La règle de la possibilité de découvrir le dommage s’applique-t-elle au paragraphe 269(1) et, dans l’affirmative, à quel moment la demande du demandeur aurait pu raisonnablement être découverte?
[91]
La règle de la possibilité de découvrir le dommage est un outil d’interprétation des lois qui établissent des délais de prescription. Il s’agit d’une règle prétorienne qui, dans certains cas, a été codifiée. Elle dispose qu’une cause d’action prend naissance, aux fins de la prescription, lorsque les faits importants sur lesquels repose cette cause d’action ont été découverts par le demandeur ou auraient dû l’être s’il avait fait preuve de diligence raisonnable : Central Trust Co c. Rafuse, [1986] 2 RCS 147, 31 DLR (4th) 481; M(K) v.M(H), [1992] 3 RCS 6, 96 DLR (4th) 289.
[92]
La défenderesse soutient que la règle de la possibilité de découvrir le dommage ne s’applique pas à tous les cas, et que son applicabilité dépend du libellé de la loi établissant le délai de prescription. Selon la défenderesse, si le délai court à compter de la date d’un événement qui survient clairement, et sans égard à la connaissance qu’en a la victime, cette règle ne peut prolonger le délai fixé par le législateur : Ryan c. Moore¸ 2005 CSC 38, au paragraphe 23, [2005] 2 RCS 53[Ryan].
[93]
Le demandeur se fonde sur la décision Babington-Browne v Canada (Attorney General), 2015 ONSC 6102, 258 ACWS (3d) 811[Babington-Browne], dans laquelle il a été établi que la règle s’appliquait au paragraphe 269(1), citant l’arrêt Peixeiro c.

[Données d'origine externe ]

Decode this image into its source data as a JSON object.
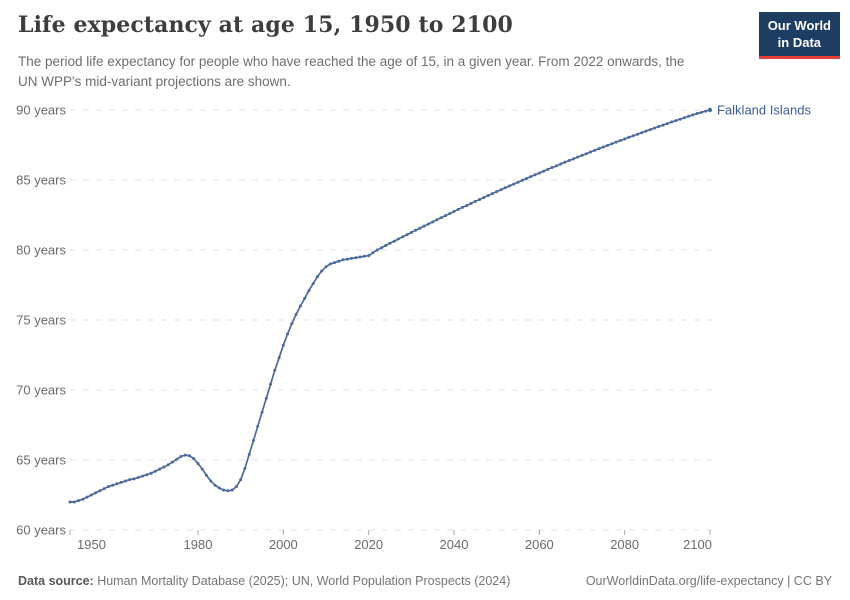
{
  "header": {
    "title": "Life expectancy at age 15, 1950 to 2100",
    "subtitle": "The period life expectancy for people who have reached the age of 15, in a given year. From 2022 onwards, the UN WPP's mid-variant projections are shown.",
    "logo": {
      "line1": "Our World",
      "line2": "in Data",
      "bg": "#1d3d63",
      "accent": "#e63e36"
    }
  },
  "footer": {
    "source_label": "Data source:",
    "source_text": " Human Mortality Database (2025); UN, World Population Prospects (2024)",
    "link_text": "OurWorldinData.org/life-expectancy | CC BY"
  },
  "chart_data": {
    "type": "line",
    "title": "Life expectancy at age 15, 1950 to 2100",
    "entity_label": "Falkland Islands",
    "color": "#4c6a9c",
    "entity_label_color": "#3b5b96",
    "grid_color": "#e0e0e0",
    "tick_text_color": "#6b6b6b",
    "tick_mark_color": "#a8a8a8",
    "grid": true,
    "legend_position": "end-of-line-label",
    "projection_from": 2022,
    "x_range": [
      1950,
      2100
    ],
    "y_range": [
      60,
      90
    ],
    "x_ticks": [
      1950,
      1980,
      2000,
      2020,
      2040,
      2060,
      2080,
      2100
    ],
    "y_ticks": [
      {
        "value": 60,
        "label": "60 years"
      },
      {
        "value": 65,
        "label": "65 years"
      },
      {
        "value": 70,
        "label": "70 years"
      },
      {
        "value": 75,
        "label": "75 years"
      },
      {
        "value": 80,
        "label": "80 years"
      },
      {
        "value": 85,
        "label": "85 years"
      },
      {
        "value": 90,
        "label": "90 years"
      }
    ],
    "series": [
      {
        "name": "Falkland Islands",
        "start_year": 1950,
        "values": [
          62.0,
          62.0,
          62.1,
          62.2,
          62.35,
          62.5,
          62.65,
          62.8,
          62.95,
          63.1,
          63.2,
          63.3,
          63.4,
          63.5,
          63.6,
          63.65,
          63.75,
          63.85,
          63.95,
          64.05,
          64.2,
          64.35,
          64.5,
          64.65,
          64.85,
          65.05,
          65.25,
          65.35,
          65.3,
          65.1,
          64.75,
          64.35,
          63.9,
          63.5,
          63.2,
          63.0,
          62.85,
          62.8,
          62.85,
          63.1,
          63.6,
          64.4,
          65.4,
          66.4,
          67.4,
          68.4,
          69.4,
          70.4,
          71.4,
          72.3,
          73.2,
          74.0,
          74.75,
          75.4,
          76.0,
          76.55,
          77.1,
          77.6,
          78.1,
          78.5,
          78.8,
          79.0,
          79.1,
          79.2,
          79.3,
          79.35,
          79.4,
          79.45,
          79.5,
          79.55,
          79.6,
          79.8,
          80.0,
          80.16,
          80.32,
          80.48,
          80.63,
          80.79,
          80.95,
          81.1,
          81.25,
          81.41,
          81.56,
          81.71,
          81.86,
          82.01,
          82.16,
          82.31,
          82.46,
          82.6,
          82.75,
          82.9,
          83.04,
          83.18,
          83.33,
          83.47,
          83.61,
          83.75,
          83.89,
          84.03,
          84.17,
          84.3,
          84.44,
          84.58,
          84.71,
          84.84,
          84.98,
          85.11,
          85.24,
          85.37,
          85.5,
          85.63,
          85.76,
          85.89,
          86.01,
          86.14,
          86.27,
          86.39,
          86.51,
          86.64,
          86.76,
          86.88,
          87.0,
          87.12,
          87.24,
          87.36,
          87.47,
          87.59,
          87.71,
          87.82,
          87.93,
          88.05,
          88.16,
          88.27,
          88.38,
          88.49,
          88.6,
          88.71,
          88.82,
          88.92,
          89.03,
          89.14,
          89.24,
          89.34,
          89.45,
          89.55,
          89.65,
          89.75,
          89.83,
          89.92,
          90.0
        ]
      }
    ]
  }
}
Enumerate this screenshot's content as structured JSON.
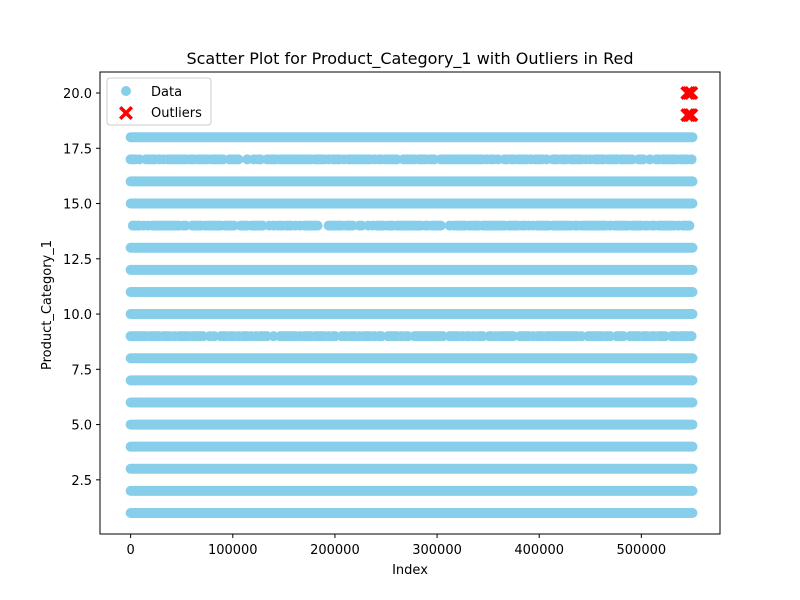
{
  "chart_data": {
    "type": "scatter",
    "title": "Scatter Plot for Product_Category_1 with Outliers in Red",
    "xlabel": "Index",
    "ylabel": "Product_Category_1",
    "xlim": [
      -30000,
      577000
    ],
    "ylim": [
      0.05,
      20.95
    ],
    "xticks": [
      0,
      100000,
      200000,
      300000,
      400000,
      500000
    ],
    "xtick_labels": [
      "0",
      "100000",
      "200000",
      "300000",
      "400000",
      "500000"
    ],
    "yticks": [
      2.5,
      5.0,
      7.5,
      10.0,
      12.5,
      15.0,
      17.5,
      20.0
    ],
    "ytick_labels": [
      "2.5",
      "5.0",
      "7.5",
      "10.0",
      "12.5",
      "15.0",
      "17.5",
      "20.0"
    ],
    "grid": false,
    "legend_position": "top-left",
    "series": [
      {
        "name": "Data",
        "color": "#87ceeb",
        "marker": "circle",
        "x_range": [
          0,
          550068
        ],
        "y_levels": [
          1,
          2,
          3,
          4,
          5,
          6,
          7,
          8,
          9,
          10,
          11,
          12,
          13,
          14,
          15,
          16,
          17,
          18
        ],
        "sparse_levels": [
          9,
          17,
          14
        ]
      },
      {
        "name": "Outliers",
        "color": "#ff0000",
        "marker": "x",
        "x_range": [
          545000,
          550068
        ],
        "y_levels": [
          19,
          20
        ]
      }
    ]
  }
}
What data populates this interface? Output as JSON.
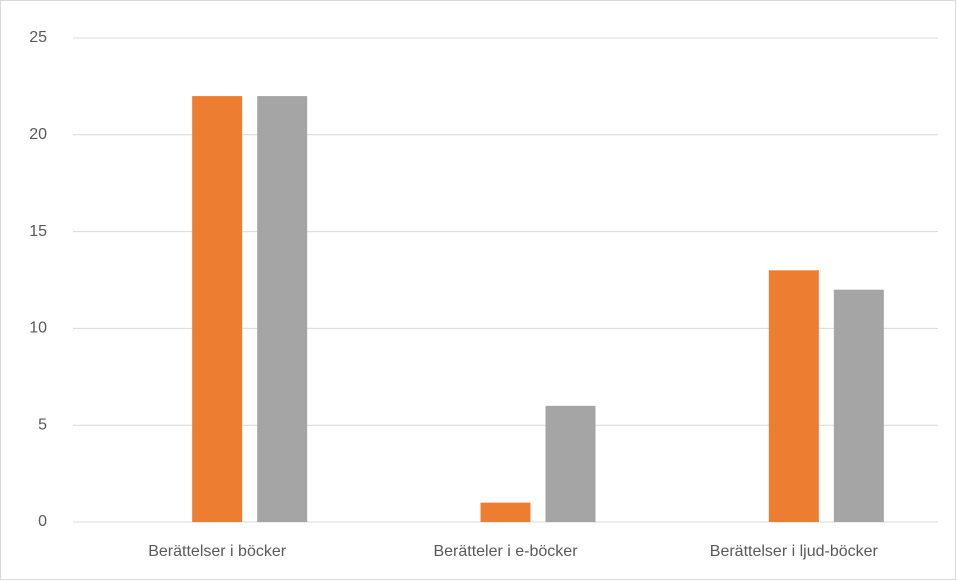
{
  "chart_data": {
    "type": "bar",
    "categories": [
      "Berättelser i böcker",
      "Berätteler i e-böcker",
      "Berättelser i ljud-böcker"
    ],
    "series": [
      {
        "color": "#4472c4",
        "values": [
          0,
          0,
          0
        ]
      },
      {
        "color": "#ed7d31",
        "values": [
          22,
          1,
          13
        ]
      },
      {
        "color": "#a5a5a5",
        "values": [
          22,
          6,
          12
        ]
      }
    ],
    "ylim": [
      0,
      25
    ],
    "yticks": [
      0,
      5,
      10,
      15,
      20,
      25
    ],
    "grid": true
  }
}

Haberman, [1997] 3 RCS 549, 151 DLR (4th) 429 [Peixeiro] comme ayant reconnu la règle générale de la possibilité de découvrir le dommage, même si le libellé clair utilisé dans une loi semblait exclure son application.
[94]
La défenderesse soutient que, dans la décision Babington-Browne, la Cour a accordé trop d’importance à l’arrêt Peixeiro, étant donné que le jugement dans l’arrêt Ryan avait été rendu plus tard et qu’il n’avait pas tenu compte de tous les facteurs pertinents relatifs à l’application du paragraphe 269(1).
[95]
La défenderesse fait également valoir que la règle de la possibilité de découvrir le dommage ne s’applique pas lorsque la loi omet de mentionner la connaissance qu’a la personne du délai : Plontnikoff v Saskatchewan, 2004 SKCA 59, au paragraphe 38, 249 Sask R 42; Fehr v Jacob, [1993] 5 WWR 1, à la page 9, 39 ACWS (3d) 693 [Fehr]. En l’espèce, la défenderesse indique que la Cour devrait tenir compte de la politique générale sous-jacente au paragraphe 269(1) pour déterminer si la règle de la possibilité de découvrir le dommage s’applique : Des Champs c. Conseil des écoles séparées catholiques de langue française de Prescott-Russell, [1999] 3 RCS 281, au paragraphe 1, 177 DLR (4th) 23; voir aussi Patterson, précité, aux paragraphes 7 et 8, où la Cour a effectué un bref examen de la politique générale sous-jacente au paragraphe 269(1).
[96]
L’arrêt Ryan portait sur une action en dommages-intérêts intentée contre le conducteur d’une automobile qui est décédé avant l’introduction de l’action. La législation provinciale prévoyait un délai de prescription général de deux ans, mais des délais plus courts lorsqu’une partie était décédée et que sa succession était administrée. Le demandeur n’était pas au courant que le défendeur était décédé lorsqu’il a déposé sa demande, et il a voulu invoquer un délai de prescription général plus long. La Cour suprême du Canada a conclu qu’aucune doctrine juridique n’empêchait l’application d’un délai de prescription plus court.
[97]
Dans le cadre de l’examen de la règle de la possibilité de découvrir le dommage, au paragraphe 23 de l’arrêt Ryan, le juge Bastarache a déclaré que cette règle ne devait pas être appliquée systématiquement sans une évaluation complète des intérêts opposés. Le juge Bastarache a cité et approuvé la déclaration suivante dans l’arrêt Fehr de la Cour d’appel du Manitoba :
[...] Dans tous les cas où une loi indique que l’action en justice doit être intentée dans un certain délai après un événement donné, il faut interpréter les termes de cette loi. Lorsque ce délai court à partir du « moment où naît la cause d’action » ou de tout autre événement qui peut être interprété comme ne survenant qu’au moment où la victime prend connaissance du dommage, c’est la règle prétorienne de la possibilité de découvrir le dommage qui s’applique. Toutefois, si le délai court à compter de la date d’un événement qui survient clairement, et sans égard à la connaissance qu’en a la victime, cette règle ne peut prolonger le délai fixé par le législateur. [Soulignement ajouté par le juge Bastarache]
[98]
La défenderesse affirme que le paragraphe 269(1) établit un délai qui court à partir d’un acte accompli en application de la LDN. Elle fait valoir que rien dans le sens ordinaire des mots ou du contexte périphérique n’indique que le délai ne commence à courir qu’à compter du moment où le demandeur a découvert la cause d’action. Le paragraphe 269(1) dispose toutefois que, dans le « cas d’un préjudice ou dommage »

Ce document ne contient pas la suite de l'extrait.